Monday, April 21, 2014   

Yingluck threatens to call in army to help run Thai poll
(12-27 15:15)

Thailand said it would ask the army to provide security for February elections after violent clashes between police and opposition protesters left two people dead and more than 150 wounded.
Prime Minister Yingluck Shinawatra's government has rejected a call by the election commission to postpone the vote, after a policeman was shot dead during political violence in the Bangkok.
A 30-year-old civilian who was struck by a bullet in the chest during the unrest also died in hospital early today, according to the public health ministry.
It said 153 people were injured, of whom 38 were still hospitalized.
Deputy Prime Minister Surapong Tovichakchaikul said he would ask the armed forces supreme commander for help with security for a second round of registration for constituency candidates due to begin around the country tomorrow.
“I will also ask the military to provide security protection for members of the public on the February 2 election date,'' he said in a nationally televised address.
Yingluck's government – which still enjoys strong support in the northern half of the country – has faced weeks of mass street rallies in the capital seeking to curb her family's political dominance.
Police fired tear gas and rubber bullets Thursday at rock-throwing demonstrators who tried to force their way into a sports stadium in the capital where election candidates were gathered to register for the polls.
The security forces denied using live ammunition.
Thailand has been periodically convulsed by political bloodshed since Yingluck's older brother Thaksin Shinawatra was overthrown by royalist generals in a coup seven years ago.

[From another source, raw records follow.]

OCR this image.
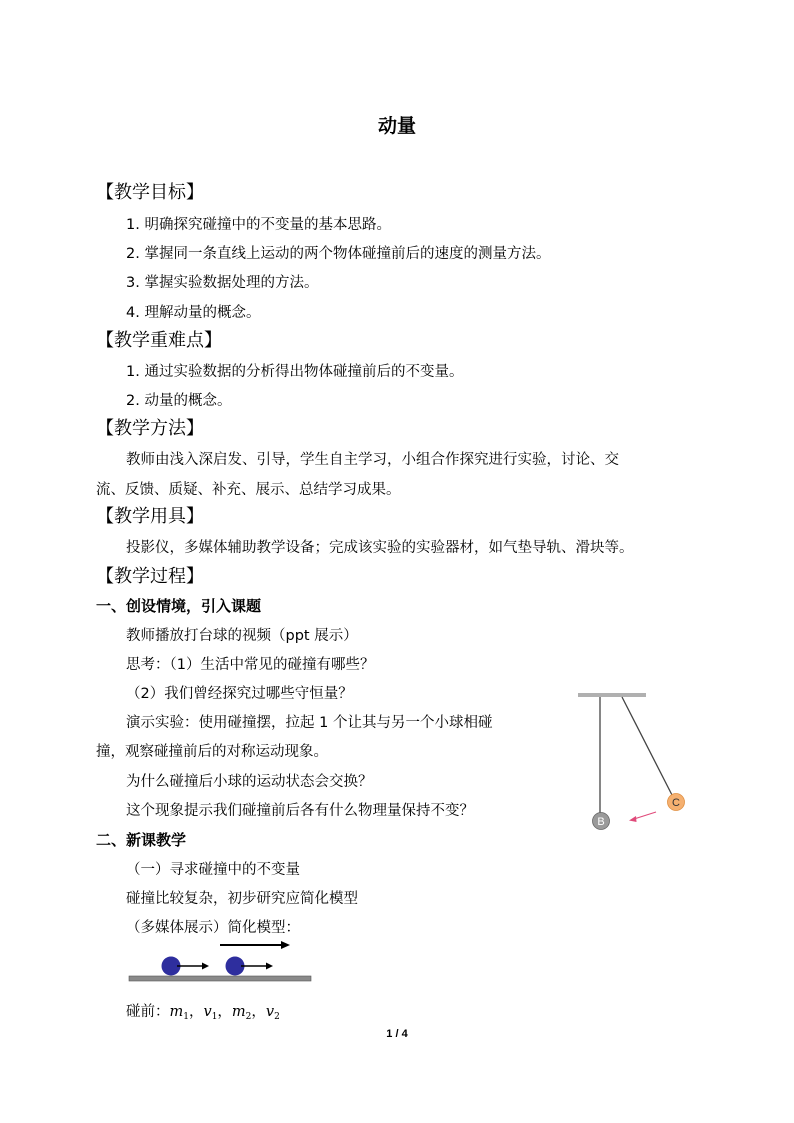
动量
【教学目标】
1. 明确探究碰撞中的不变量的基本思路。
2. 掌握同一条直线上运动的两个物体碰撞前后的速度的测量方法。
3. 掌握实验数据处理的方法。
4. 理解动量的概念。
【教学重难点】
1. 通过实验数据的分析得出物体碰撞前后的不变量。
2. 动量的概念。
【教学方法】
教师由浅入深启发、引导，学生自主学习，小组合作探究进行实验，讨论、交
流、反馈、质疑、补充、展示、总结学习成果。
【教学用具】
投影仪，多媒体辅助教学设备；完成该实验的实验器材，如气垫导轨、滑块等。
【教学过程】
一、创设情境，引入课题
教师播放打台球的视频（ppt 展示）
思考：（1）生活中常见的碰撞有哪些？
（2）我们曾经探究过哪些守恒量？
演示实验：使用碰撞摆，拉起 1 个让其与另一个小球相碰
撞，观察碰撞前后的对称运动现象。
为什么碰撞后小球的运动状态会交换？
这个现象提示我们碰撞前后各有什么物理量保持不变？
B
C
二、新课教学
（一）寻求碰撞中的不变量
碰撞比较复杂，初步研究应简化模型
（多媒体展示）简化模型：
碰前：$m_1$，$v_1$，$m_2$，$v_2$
1 / 4
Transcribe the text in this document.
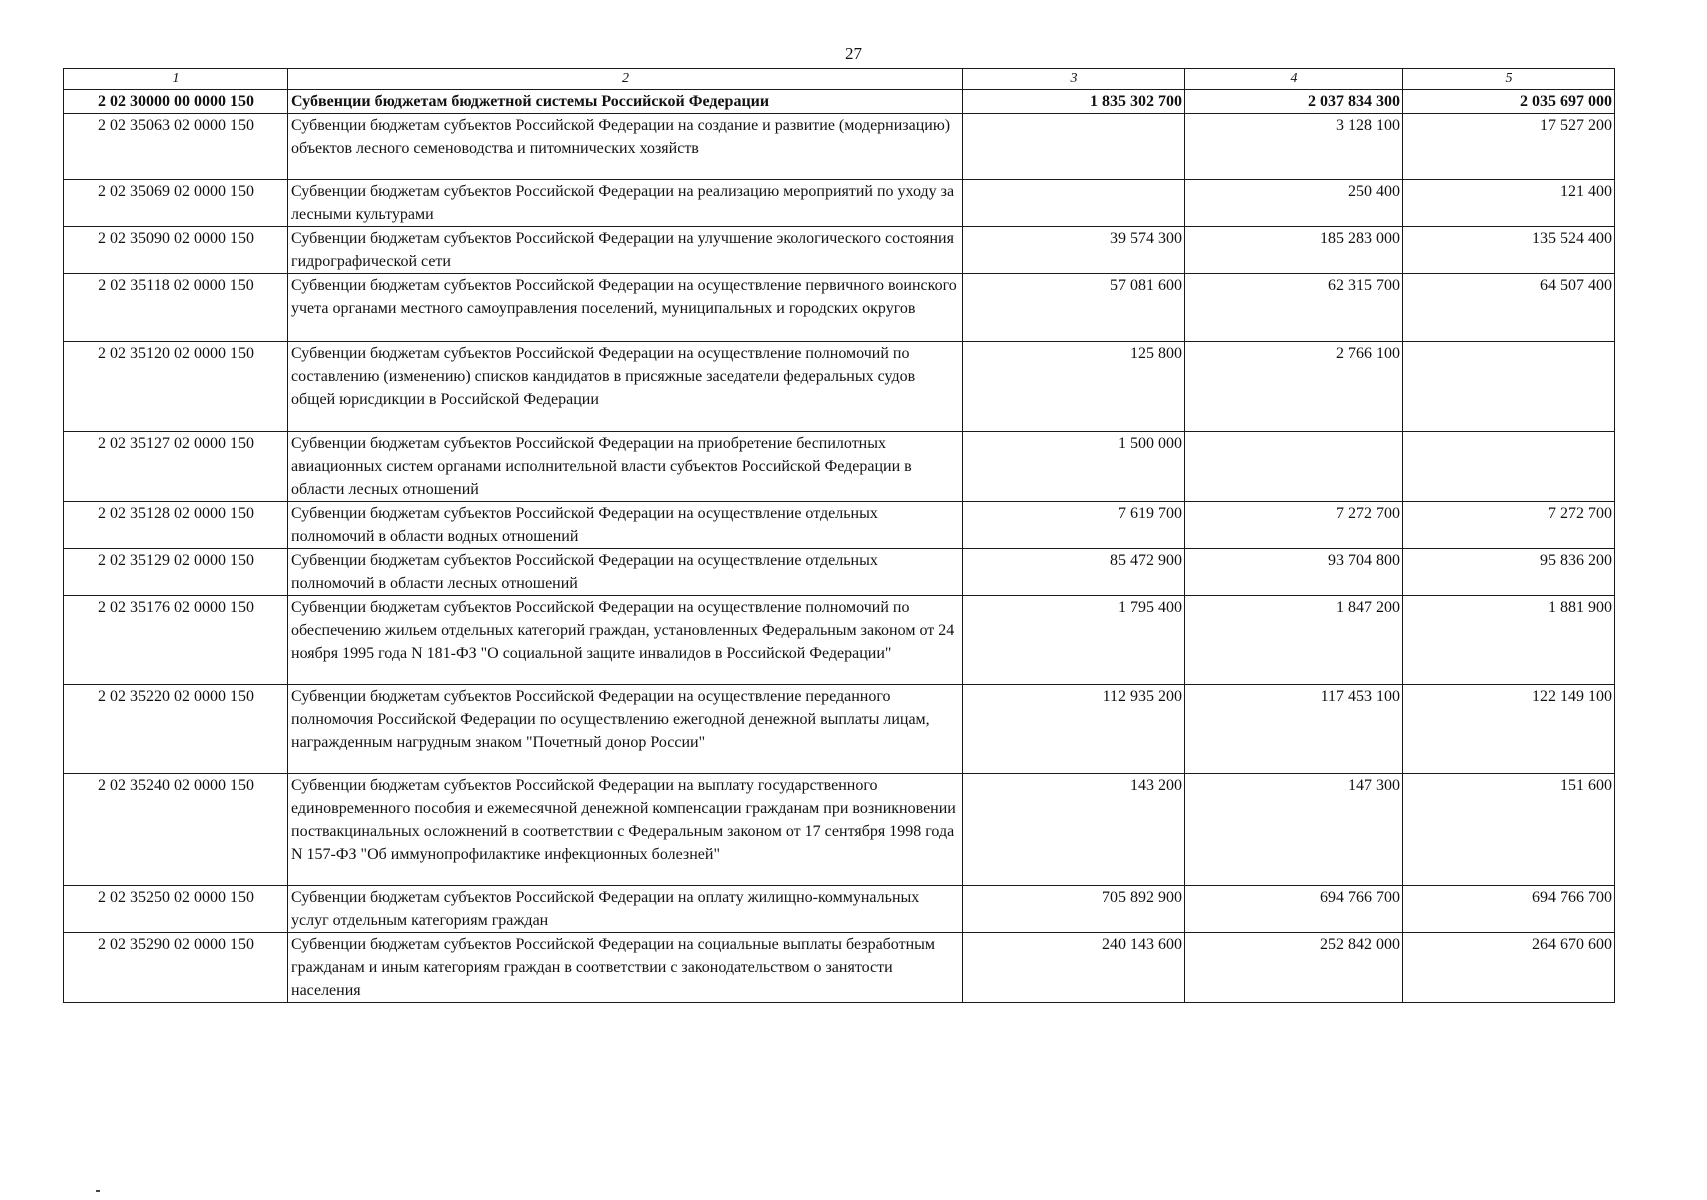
27
1	2	3	4	5
2 02 30000 00 0000 150	Субвенции бюджетам бюджетной системы Российской Федерации	1 835 302 700	2 037 834 300	2 035 697 000
2 02 35063 02 0000 150	Субвенции бюджетам субъектов Российской Федерации на создание и развитие (модернизацию) объектов лесного семеноводства и питомнических хозяйств		3 128 100	17 527 200
2 02 35069 02 0000 150	Субвенции бюджетам субъектов Российской Федерации на реализацию мероприятий по уходу за лесными культурами		250 400	121 400
2 02 35090 02 0000 150	Субвенции бюджетам субъектов Российской Федерации на улучшение экологического состояния гидрографической сети	39 574 300	185 283 000	135 524 400
2 02 35118 02 0000 150	Субвенции бюджетам субъектов Российской Федерации на осуществление первичного воинского учета органами местного самоуправления поселений, муниципальных и городских округов	57 081 600	62 315 700	64 507 400
2 02 35120 02 0000 150	Субвенции бюджетам субъектов Российской Федерации на осуществление полномочий по составлению (изменению) списков кандидатов в присяжные заседатели федеральных судов общей юрисдикции в Российской Федерации	125 800	2 766 100	
2 02 35127 02 0000 150	Субвенции бюджетам субъектов Российской Федерации на приобретение беспилотных авиационных систем органами исполнительной власти субъектов Российской Федерации в области лесных отношений	1 500 000		
2 02 35128 02 0000 150	Субвенции бюджетам субъектов Российской Федерации на осуществление отдельных полномочий в области водных отношений	7 619 700	7 272 700	7 272 700
2 02 35129 02 0000 150	Субвенции бюджетам субъектов Российской Федерации на осуществление отдельных полномочий в области лесных отношений	85 472 900	93 704 800	95 836 200
2 02 35176 02 0000 150	Субвенции бюджетам субъектов Российской Федерации на осуществление полномочий по обеспечению жильем отдельных категорий граждан, установленных Федеральным законом от 24 ноября 1995 года N 181-ФЗ "О социальной защите инвалидов в Российской Федерации"	1 795 400	1 847 200	1 881 900
2 02 35220 02 0000 150	Субвенции бюджетам субъектов Российской Федерации на осуществление переданного полномочия Российской Федерации по осуществлению ежегодной денежной выплаты лицам, награжденным нагрудным знаком "Почетный донор России"	112 935 200	117 453 100	122 149 100
2 02 35240 02 0000 150	Субвенции бюджетам субъектов Российской Федерации на выплату государственного единовременного пособия и ежемесячной денежной компенсации гражданам при возникновении поствакцинальных осложнений в соответствии с Федеральным законом от 17 сентября 1998 года N 157-ФЗ "Об иммунопрофилактике инфекционных болезней"	143 200	147 300	151 600
2 02 35250 02 0000 150	Субвенции бюджетам субъектов Российской Федерации на оплату жилищно-коммунальных услуг отдельным категориям граждан	705 892 900	694 766 700	694 766 700
2 02 35290 02 0000 150	Субвенции бюджетам субъектов Российской Федерации на социальные выплаты безработным гражданам и иным категориям граждан в соответствии с законодательством о занятости населения	240 143 600	252 842 000	264 670 600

The protesters have vowed to block the February election, saying it will only return Thaksin's allies to power.
Supporter of the billionaire tycoon-turned-politician, who lives in self-exile, have accused the demonstrators of trying to incite the military to seize power again, in a country which has seen 18 successful or attempted coups since 1932.
But so far the army – traditionally a staunch supporter of the anti-Thaksin establishment – has avoided any public intervention in the unrest, apart from sending a limited number of unarmed troops to guard government buildings.
The army chief was due to hold a press conference later Friday to explain the military's stance.